School of Information Science and Engineering, NingboTech University, Ningbo 315100, China.
School of Information Science and Engineering, Zhejiang Sci-Tech University, Hangzhou 310018, China.
Biosensors (Basel). 2022 Nov 28;12(12):1087. doi: 10.3390/bios12121087.
Nowadays, major depressive disorder (MDD) has become a crucial mental disease that endangers human health. Good results have been achieved by electroencephalogram (EEG) signals in the detection of depression. However, EEG signals are time-varying, and the distributions of the different subjects' data are non-uniform, which poses a bad influence on depression detection. In this paper, the deep learning method with domain adaptation is applied to detect depression based on EEG signals. Firstly, the EEG signals are preprocessed and then transformed into pictures by two methods: the first one is to present the three channels of EEG separately in the same image, and the second one is the RGB synthesis of the three channels of EEG. Finally, the training and prediction are performed in the domain adaptation model. The results indicate that the domain adaptation model can effectively extract EEG features and obtain an average accuracy of 77.0 ± 9.7%. This paper proves that the domain adaptation method can effectively weaken the inherent differences of EEG signals, making the diagnosis of different users more accurate.

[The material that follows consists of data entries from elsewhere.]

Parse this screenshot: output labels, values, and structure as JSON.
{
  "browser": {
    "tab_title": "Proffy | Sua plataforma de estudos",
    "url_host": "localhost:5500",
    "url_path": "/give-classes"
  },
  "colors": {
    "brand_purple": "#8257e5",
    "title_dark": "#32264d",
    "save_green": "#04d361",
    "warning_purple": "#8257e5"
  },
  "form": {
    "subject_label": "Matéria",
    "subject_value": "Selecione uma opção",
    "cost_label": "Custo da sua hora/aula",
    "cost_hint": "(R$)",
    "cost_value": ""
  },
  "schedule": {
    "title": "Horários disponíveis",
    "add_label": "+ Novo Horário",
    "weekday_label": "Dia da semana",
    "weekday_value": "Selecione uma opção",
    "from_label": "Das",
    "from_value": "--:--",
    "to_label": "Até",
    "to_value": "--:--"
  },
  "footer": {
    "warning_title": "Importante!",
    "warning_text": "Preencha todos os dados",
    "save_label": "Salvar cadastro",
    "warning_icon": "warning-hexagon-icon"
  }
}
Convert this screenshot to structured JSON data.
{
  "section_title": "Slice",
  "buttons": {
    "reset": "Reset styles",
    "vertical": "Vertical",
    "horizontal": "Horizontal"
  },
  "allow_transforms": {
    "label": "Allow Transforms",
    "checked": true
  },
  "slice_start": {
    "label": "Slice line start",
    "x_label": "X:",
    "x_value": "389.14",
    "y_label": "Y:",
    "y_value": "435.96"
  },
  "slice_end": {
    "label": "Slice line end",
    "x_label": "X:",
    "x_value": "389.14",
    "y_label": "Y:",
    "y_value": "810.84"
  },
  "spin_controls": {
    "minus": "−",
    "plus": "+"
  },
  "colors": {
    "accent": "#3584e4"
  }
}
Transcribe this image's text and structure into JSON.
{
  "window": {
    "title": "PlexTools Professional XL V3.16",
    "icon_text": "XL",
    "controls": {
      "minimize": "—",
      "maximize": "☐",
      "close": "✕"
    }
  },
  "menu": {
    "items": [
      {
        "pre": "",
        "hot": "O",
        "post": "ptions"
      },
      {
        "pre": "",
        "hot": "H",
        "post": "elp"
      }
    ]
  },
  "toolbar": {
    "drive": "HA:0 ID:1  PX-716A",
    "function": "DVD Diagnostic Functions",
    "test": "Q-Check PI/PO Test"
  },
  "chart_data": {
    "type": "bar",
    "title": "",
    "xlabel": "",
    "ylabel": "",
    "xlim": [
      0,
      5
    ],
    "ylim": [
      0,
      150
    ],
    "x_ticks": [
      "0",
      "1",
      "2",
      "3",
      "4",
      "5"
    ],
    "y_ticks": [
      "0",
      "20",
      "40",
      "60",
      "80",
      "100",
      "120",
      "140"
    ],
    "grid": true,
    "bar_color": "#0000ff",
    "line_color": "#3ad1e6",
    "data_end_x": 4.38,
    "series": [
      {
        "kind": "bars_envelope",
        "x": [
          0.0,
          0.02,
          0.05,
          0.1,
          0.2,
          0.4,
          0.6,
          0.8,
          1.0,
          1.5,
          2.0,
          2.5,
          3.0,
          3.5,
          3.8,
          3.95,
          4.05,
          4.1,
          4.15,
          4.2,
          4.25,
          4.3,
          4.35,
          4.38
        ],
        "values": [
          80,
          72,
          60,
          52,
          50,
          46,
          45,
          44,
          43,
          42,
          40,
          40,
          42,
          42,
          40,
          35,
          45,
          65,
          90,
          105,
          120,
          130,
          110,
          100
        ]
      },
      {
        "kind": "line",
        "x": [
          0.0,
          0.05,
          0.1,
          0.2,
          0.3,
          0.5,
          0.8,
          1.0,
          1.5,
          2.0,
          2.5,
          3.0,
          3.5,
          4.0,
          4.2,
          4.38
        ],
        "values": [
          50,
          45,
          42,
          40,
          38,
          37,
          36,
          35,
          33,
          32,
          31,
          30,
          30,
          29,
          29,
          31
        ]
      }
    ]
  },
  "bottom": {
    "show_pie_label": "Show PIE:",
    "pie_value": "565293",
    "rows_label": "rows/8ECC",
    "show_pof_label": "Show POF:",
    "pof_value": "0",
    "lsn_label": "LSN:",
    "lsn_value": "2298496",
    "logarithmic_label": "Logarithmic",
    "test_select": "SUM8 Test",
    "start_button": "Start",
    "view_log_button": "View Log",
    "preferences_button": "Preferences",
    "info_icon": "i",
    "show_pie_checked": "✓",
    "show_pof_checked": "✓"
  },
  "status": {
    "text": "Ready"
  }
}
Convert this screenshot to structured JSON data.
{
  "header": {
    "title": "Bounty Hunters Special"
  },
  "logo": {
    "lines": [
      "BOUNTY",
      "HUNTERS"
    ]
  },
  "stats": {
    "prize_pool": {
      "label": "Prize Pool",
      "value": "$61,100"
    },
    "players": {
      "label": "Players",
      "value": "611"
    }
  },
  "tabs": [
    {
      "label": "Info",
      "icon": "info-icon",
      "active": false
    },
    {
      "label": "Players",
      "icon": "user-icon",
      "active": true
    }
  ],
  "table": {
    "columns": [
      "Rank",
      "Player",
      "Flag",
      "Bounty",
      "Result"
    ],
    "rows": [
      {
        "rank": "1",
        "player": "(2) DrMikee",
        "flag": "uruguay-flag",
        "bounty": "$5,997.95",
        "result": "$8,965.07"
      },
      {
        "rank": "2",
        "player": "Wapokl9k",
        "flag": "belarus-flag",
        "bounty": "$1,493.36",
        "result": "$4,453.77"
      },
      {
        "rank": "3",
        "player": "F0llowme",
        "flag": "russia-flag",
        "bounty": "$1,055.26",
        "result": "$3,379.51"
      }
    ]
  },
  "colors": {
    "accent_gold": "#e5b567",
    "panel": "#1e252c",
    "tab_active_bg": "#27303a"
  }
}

如今,重度抑郁症(MDD)已成为危害人类健康的重要精神疾病。脑电图(EEG)信号在抑郁症检测方面取得了良好的效果。然而,EEG 信号是时变的,不同受试者数据的分布不均匀,这对抑郁症检测产生了不良影响。本文应用具有域自适应的深度学习方法,基于 EEG 信号检测抑郁症。首先,对 EEG 信号进行预处理,然后通过两种方法将其转换为图片:第一种方法是将 EEG 的三个通道分别呈现在同一张图像中,第二种方法是将 EEG 的三个通道进行 RGB 合成。最后,在域自适应模型中进行训练和预测。结果表明,域自适应模型可以有效地提取 EEG 特征,平均准确率为 77.0±9.7%。本文证明了域自适应方法可以有效地削弱 EEG 信号的固有差异,使不同用户的诊断更加准确。